Let $$(M,g)$$ be an oriented Riemannian manifold. Then, the codifferential $$\delta$$ is given by $$\delta \omega=-\star d \star \omega$$, where $$\star$$ stands for the Hodge star, $$d$$ for the exterior derivative and $$\omega \in \Omega^1_c(M)$$, where $$\Omega^1_c(M)$$ denotes the differential 1-forms with compact support. I am reading the prove of the following equality $$\int_M \delta(\omega) \mathrm{dvol}_g=0,$$ where $$\mathrm{dvol}_g$$ denotes the Riemannian volume form.

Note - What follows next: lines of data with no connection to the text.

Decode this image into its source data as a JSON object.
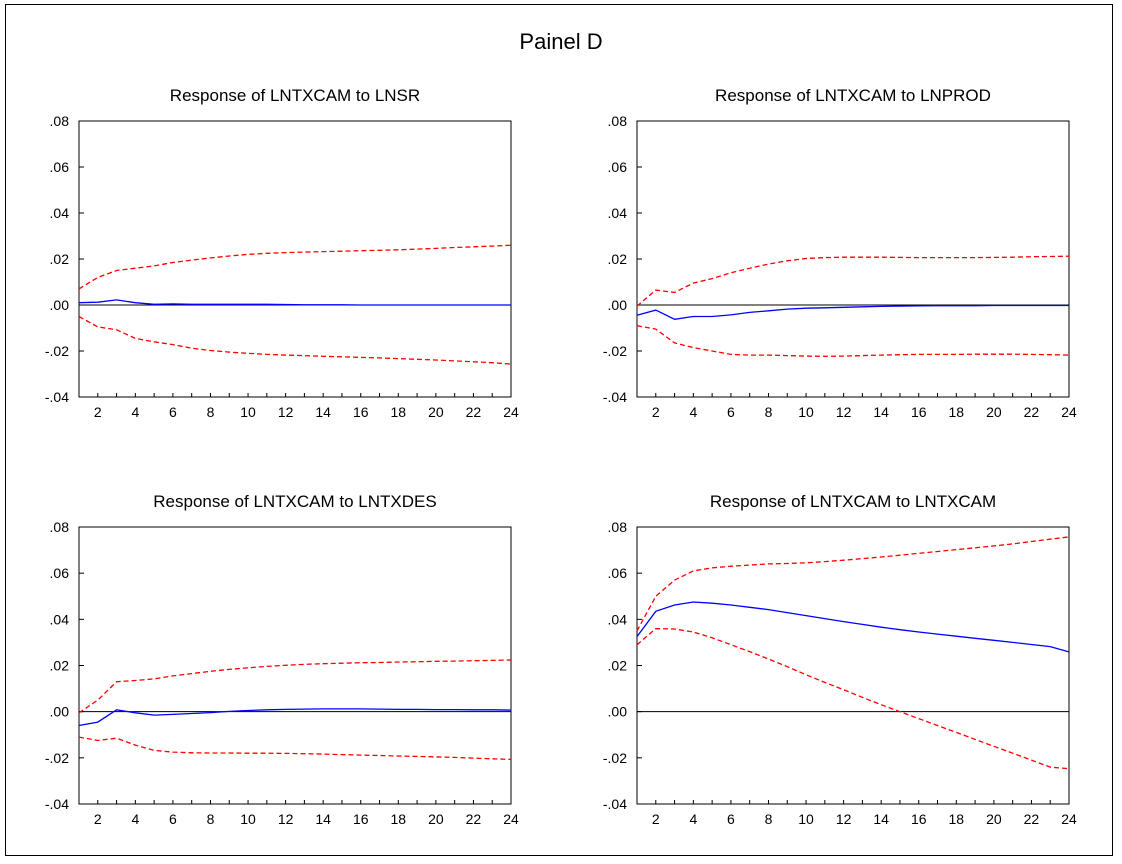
{
  "figure_title": "Painel D",
  "colors": {
    "response": "#0000ff",
    "bands": "#ff0000",
    "zero_line": "#000000",
    "frame": "#000000"
  },
  "chart_data": [
    {
      "type": "line",
      "title": "Response of LNTXCAM to LNSR",
      "x": [
        1,
        2,
        3,
        4,
        5,
        6,
        7,
        8,
        9,
        10,
        11,
        12,
        13,
        14,
        15,
        16,
        17,
        18,
        19,
        20,
        21,
        22,
        23,
        24
      ],
      "ylim": [
        -0.04,
        0.08
      ],
      "yticks": [
        -0.04,
        -0.02,
        0.0,
        0.02,
        0.04,
        0.06,
        0.08
      ],
      "yticklabels": [
        "-.04",
        "-.02",
        ".00",
        ".02",
        ".04",
        ".06",
        ".08"
      ],
      "xticks": [
        2,
        4,
        6,
        8,
        10,
        12,
        14,
        16,
        18,
        20,
        22,
        24
      ],
      "xticklabels": [
        "2",
        "4",
        "6",
        "8",
        "10",
        "12",
        "14",
        "16",
        "18",
        "20",
        "22",
        "24"
      ],
      "zero_line": true,
      "series": [
        {
          "role": "response",
          "style": "solid",
          "values": [
            0.001,
            0.0012,
            0.0022,
            0.001,
            0.0003,
            0.0005,
            0.0003,
            0.0003,
            0.0003,
            0.0003,
            0.0003,
            0.0002,
            0.0001,
            0.0001,
            0.0001,
            0,
            0,
            0,
            0,
            0,
            0,
            0,
            0,
            0
          ]
        },
        {
          "role": "upper",
          "style": "dashed",
          "values": [
            0.007,
            0.012,
            0.015,
            0.016,
            0.017,
            0.0185,
            0.0195,
            0.0205,
            0.0213,
            0.022,
            0.0225,
            0.0228,
            0.023,
            0.0232,
            0.0234,
            0.0236,
            0.0238,
            0.024,
            0.0243,
            0.0246,
            0.025,
            0.0253,
            0.0256,
            0.026
          ]
        },
        {
          "role": "lower",
          "style": "dashed",
          "values": [
            -0.005,
            -0.0095,
            -0.0108,
            -0.0145,
            -0.016,
            -0.0172,
            -0.0188,
            -0.0198,
            -0.0205,
            -0.021,
            -0.0215,
            -0.0218,
            -0.022,
            -0.0223,
            -0.0225,
            -0.0228,
            -0.023,
            -0.0233,
            -0.0236,
            -0.0239,
            -0.0243,
            -0.0247,
            -0.0251,
            -0.0257
          ]
        }
      ]
    },
    {
      "type": "line",
      "title": "Response of LNTXCAM to LNPROD",
      "x": [
        1,
        2,
        3,
        4,
        5,
        6,
        7,
        8,
        9,
        10,
        11,
        12,
        13,
        14,
        15,
        16,
        17,
        18,
        19,
        20,
        21,
        22,
        23,
        24
      ],
      "ylim": [
        -0.04,
        0.08
      ],
      "yticks": [
        -0.04,
        -0.02,
        0.0,
        0.02,
        0.04,
        0.06,
        0.08
      ],
      "yticklabels": [
        "-.04",
        "-.02",
        ".00",
        ".02",
        ".04",
        ".06",
        ".08"
      ],
      "xticks": [
        2,
        4,
        6,
        8,
        10,
        12,
        14,
        16,
        18,
        20,
        22,
        24
      ],
      "xticklabels": [
        "2",
        "4",
        "6",
        "8",
        "10",
        "12",
        "14",
        "16",
        "18",
        "20",
        "22",
        "24"
      ],
      "zero_line": true,
      "series": [
        {
          "role": "response",
          "style": "solid",
          "values": [
            -0.0045,
            -0.0022,
            -0.0062,
            -0.005,
            -0.005,
            -0.0043,
            -0.0032,
            -0.0025,
            -0.0018,
            -0.0014,
            -0.0012,
            -0.001,
            -0.0008,
            -0.0006,
            -0.0005,
            -0.0004,
            -0.0003,
            -0.0003,
            -0.0003,
            -0.0002,
            -0.0002,
            -0.0002,
            -0.0002,
            -0.0002
          ]
        },
        {
          "role": "upper",
          "style": "dashed",
          "values": [
            -0.0005,
            0.0065,
            0.0055,
            0.0095,
            0.0115,
            0.014,
            0.016,
            0.0178,
            0.0192,
            0.0202,
            0.0206,
            0.0208,
            0.0208,
            0.0208,
            0.0207,
            0.0206,
            0.0206,
            0.0206,
            0.0206,
            0.0207,
            0.0208,
            0.021,
            0.0211,
            0.0212
          ]
        },
        {
          "role": "lower",
          "style": "dashed",
          "values": [
            -0.009,
            -0.0105,
            -0.0165,
            -0.0185,
            -0.02,
            -0.0215,
            -0.0218,
            -0.0218,
            -0.022,
            -0.0222,
            -0.0223,
            -0.0222,
            -0.022,
            -0.0218,
            -0.0216,
            -0.0215,
            -0.0215,
            -0.0215,
            -0.0214,
            -0.0214,
            -0.0214,
            -0.0215,
            -0.0216,
            -0.0218
          ]
        }
      ]
    },
    {
      "type": "line",
      "title": "Response of LNTXCAM to LNTXDES",
      "x": [
        1,
        2,
        3,
        4,
        5,
        6,
        7,
        8,
        9,
        10,
        11,
        12,
        13,
        14,
        15,
        16,
        17,
        18,
        19,
        20,
        21,
        22,
        23,
        24
      ],
      "ylim": [
        -0.04,
        0.08
      ],
      "yticks": [
        -0.04,
        -0.02,
        0.0,
        0.02,
        0.04,
        0.06,
        0.08
      ],
      "yticklabels": [
        "-.04",
        "-.02",
        ".00",
        ".02",
        ".04",
        ".06",
        ".08"
      ],
      "xticks": [
        2,
        4,
        6,
        8,
        10,
        12,
        14,
        16,
        18,
        20,
        22,
        24
      ],
      "xticklabels": [
        "2",
        "4",
        "6",
        "8",
        "10",
        "12",
        "14",
        "16",
        "18",
        "20",
        "22",
        "24"
      ],
      "zero_line": true,
      "series": [
        {
          "role": "response",
          "style": "solid",
          "values": [
            -0.006,
            -0.0045,
            0.0008,
            -0.0005,
            -0.0015,
            -0.0012,
            -0.0008,
            -0.0004,
            0.0001,
            0.0005,
            0.0008,
            0.001,
            0.0011,
            0.0012,
            0.0012,
            0.0012,
            0.0011,
            0.001,
            0.001,
            0.0009,
            0.0009,
            0.0008,
            0.0008,
            0.0007
          ]
        },
        {
          "role": "upper",
          "style": "dashed",
          "values": [
            -0.0005,
            0.005,
            0.013,
            0.0135,
            0.0142,
            0.0155,
            0.0165,
            0.0175,
            0.0183,
            0.019,
            0.0196,
            0.0201,
            0.0205,
            0.0208,
            0.021,
            0.0212,
            0.0213,
            0.0215,
            0.0216,
            0.0218,
            0.0219,
            0.0221,
            0.0222,
            0.0224
          ]
        },
        {
          "role": "lower",
          "style": "dashed",
          "values": [
            -0.011,
            -0.0125,
            -0.0115,
            -0.0145,
            -0.0168,
            -0.0175,
            -0.0178,
            -0.0179,
            -0.0179,
            -0.018,
            -0.018,
            -0.0181,
            -0.0182,
            -0.0184,
            -0.0186,
            -0.0188,
            -0.019,
            -0.0192,
            -0.0194,
            -0.0196,
            -0.0198,
            -0.0201,
            -0.0204,
            -0.0207
          ]
        }
      ]
    },
    {
      "type": "line",
      "title": "Response of LNTXCAM to LNTXCAM",
      "x": [
        1,
        2,
        3,
        4,
        5,
        6,
        7,
        8,
        9,
        10,
        11,
        12,
        13,
        14,
        15,
        16,
        17,
        18,
        19,
        20,
        21,
        22,
        23,
        24
      ],
      "ylim": [
        -0.04,
        0.08
      ],
      "yticks": [
        -0.04,
        -0.02,
        0.0,
        0.02,
        0.04,
        0.06,
        0.08
      ],
      "yticklabels": [
        "-.04",
        "-.02",
        ".00",
        ".02",
        ".04",
        ".06",
        ".08"
      ],
      "xticks": [
        2,
        4,
        6,
        8,
        10,
        12,
        14,
        16,
        18,
        20,
        22,
        24
      ],
      "xticklabels": [
        "2",
        "4",
        "6",
        "8",
        "10",
        "12",
        "14",
        "16",
        "18",
        "20",
        "22",
        "24"
      ],
      "zero_line": true,
      "series": [
        {
          "role": "response",
          "style": "solid",
          "values": [
            0.0325,
            0.0435,
            0.0462,
            0.0475,
            0.047,
            0.0462,
            0.0452,
            0.0442,
            0.0429,
            0.0416,
            0.0403,
            0.039,
            0.0378,
            0.0366,
            0.0355,
            0.0345,
            0.0336,
            0.0327,
            0.0318,
            0.0309,
            0.03,
            0.0291,
            0.0282,
            0.0259
          ]
        },
        {
          "role": "upper",
          "style": "dashed",
          "values": [
            0.035,
            0.05,
            0.057,
            0.061,
            0.0623,
            0.063,
            0.0635,
            0.064,
            0.0642,
            0.0645,
            0.065,
            0.0656,
            0.0663,
            0.067,
            0.0678,
            0.0686,
            0.0694,
            0.0702,
            0.071,
            0.0718,
            0.0727,
            0.0737,
            0.0747,
            0.0757
          ]
        },
        {
          "role": "lower",
          "style": "dashed",
          "values": [
            0.029,
            0.036,
            0.0358,
            0.0345,
            0.032,
            0.029,
            0.026,
            0.0228,
            0.0195,
            0.016,
            0.0127,
            0.0095,
            0.0062,
            0.003,
            0.0,
            -0.003,
            -0.006,
            -0.009,
            -0.012,
            -0.015,
            -0.018,
            -0.021,
            -0.024,
            -0.0247
          ]
        }
      ]
    }
  ]
}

At some point it is used that: $$\int_{M} \star d \star \omega= \int_{M} d(\star \omega).$$ Why is this true?

The left-hand side of the equality is missing $$\operatorname{dvol}_g$$.

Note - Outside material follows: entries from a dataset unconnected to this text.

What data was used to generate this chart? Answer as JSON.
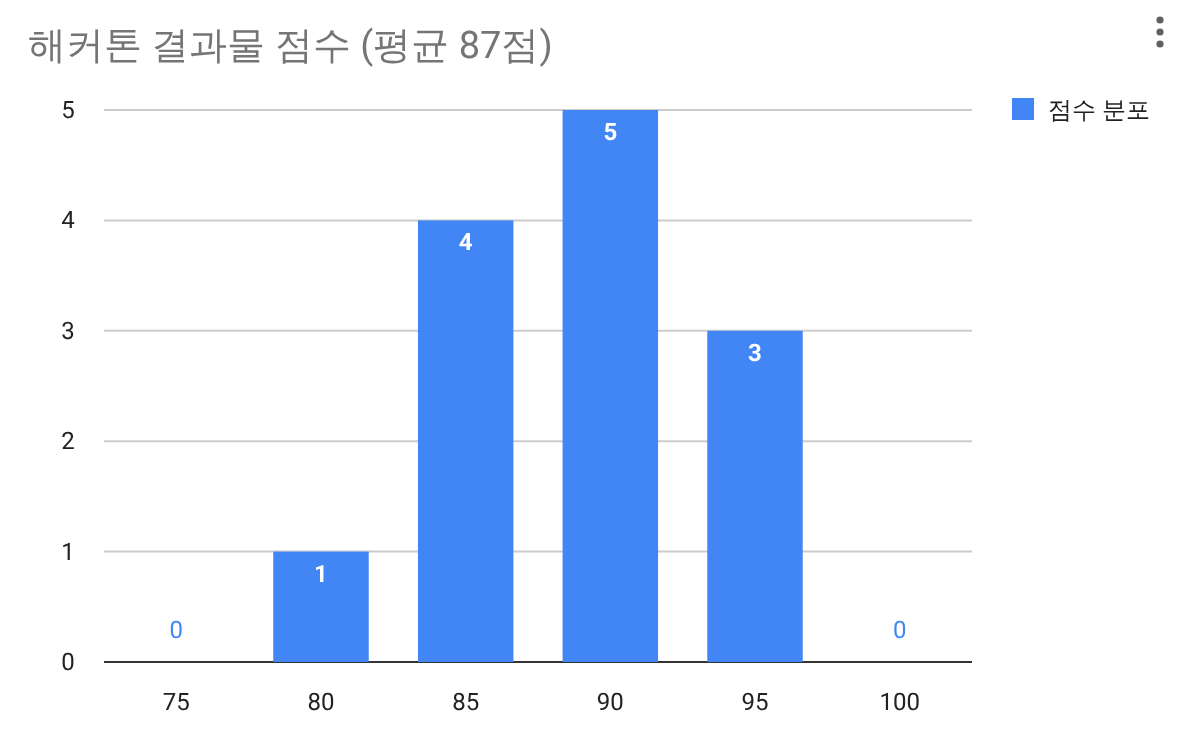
{
  "chart_data": {
    "type": "bar",
    "title": "해커톤 결과물 점수 (평균 87점)",
    "categories": [
      "75",
      "80",
      "85",
      "90",
      "95",
      "100"
    ],
    "series": [
      {
        "name": "점수 분포",
        "color": "#4285f4",
        "values": [
          0,
          1,
          4,
          5,
          3,
          0
        ]
      }
    ],
    "ylim": [
      0,
      5
    ],
    "yticks": [
      0,
      1,
      2,
      3,
      4,
      5
    ],
    "grid": "y",
    "legend": "top right",
    "data_labels": true
  }
}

For forms $$\alpha, \beta$$ of the same degree, we have $$(\star \alpha) \wedge \beta = (\star \beta) \wedge \alpha$$ (and both are equal to $$\pm \langle \alpha, \beta \rangle \operatorname{dvol}_g$$, but the sign doesn't matter here).
Recall also that $$\star \operatorname{dvol}_g = 1$$.

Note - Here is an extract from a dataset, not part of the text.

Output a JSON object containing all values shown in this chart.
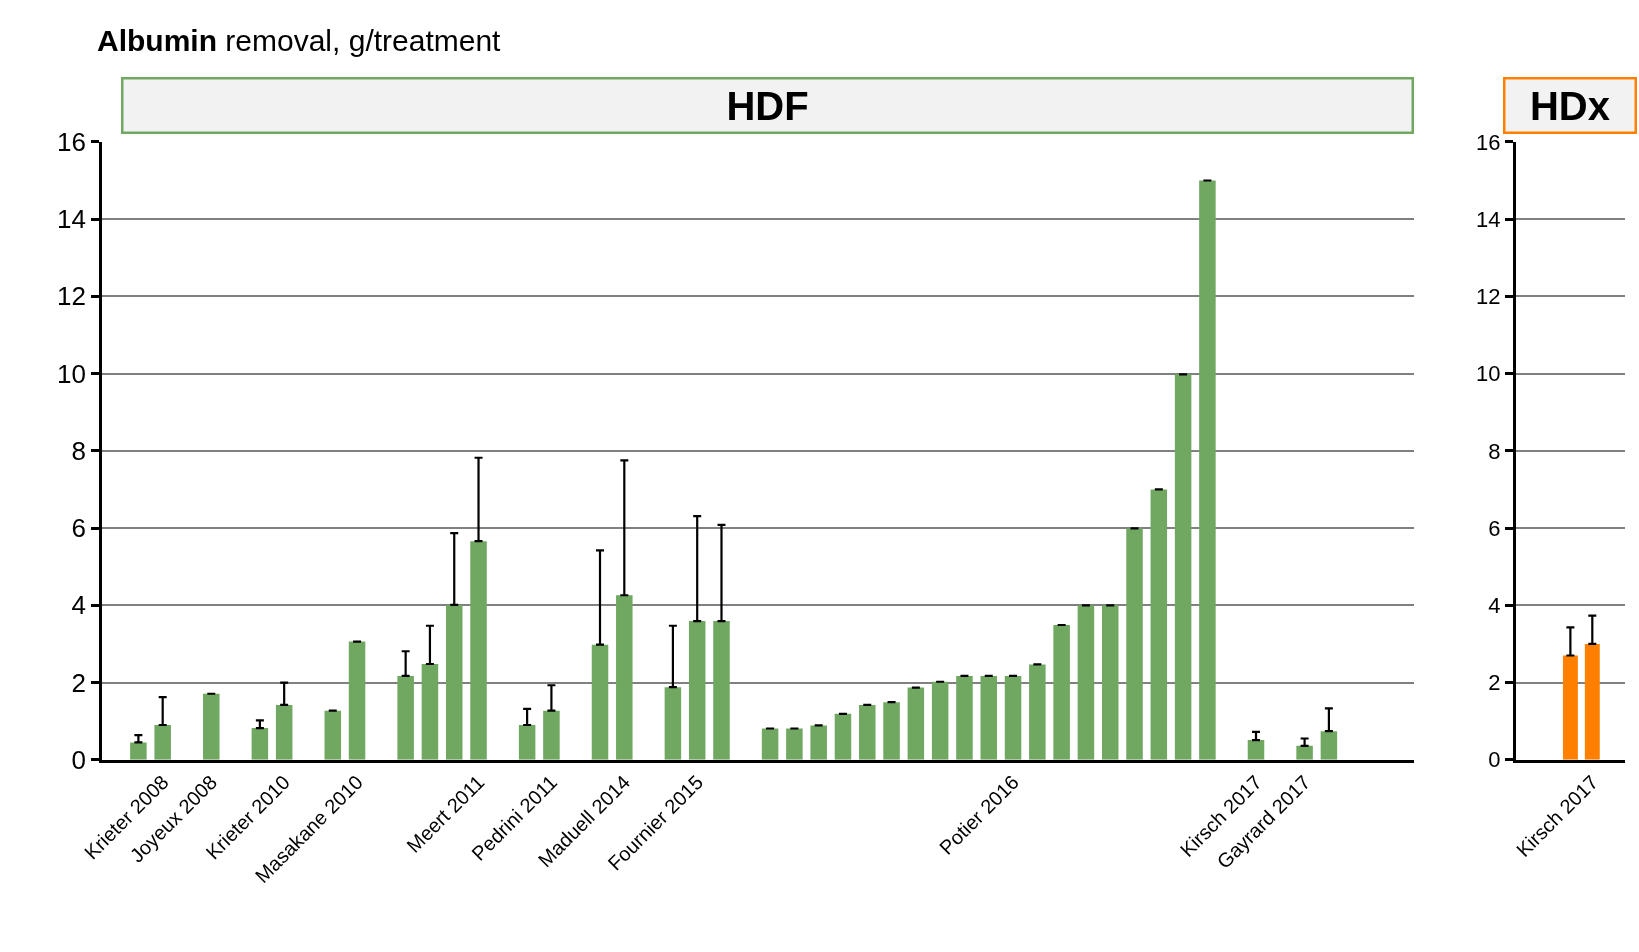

Thus $$(\star d \star \omega) \wedge \operatorname{dvol}_g = (\star \operatorname{dvol}_g ) \wedge d \star \omega = 1 \wedge d \star \omega = d \star \omega$$. So the equality is actually pointwise.
By the way, if we now integrate over $$M$$, since by Stokes' theorem, $$\int_M d\star \omega = 0$$ (since $$\omega$$ is compactly supported, there is no boundary term), we have $$\int_M (\star d \star \omega) \wedge \operatorname{dvol}_g = 0$$. I've seen this called the divergence theorem, and I think of it as a reformulation of Stokes' theorem in terms of $$\delta$$.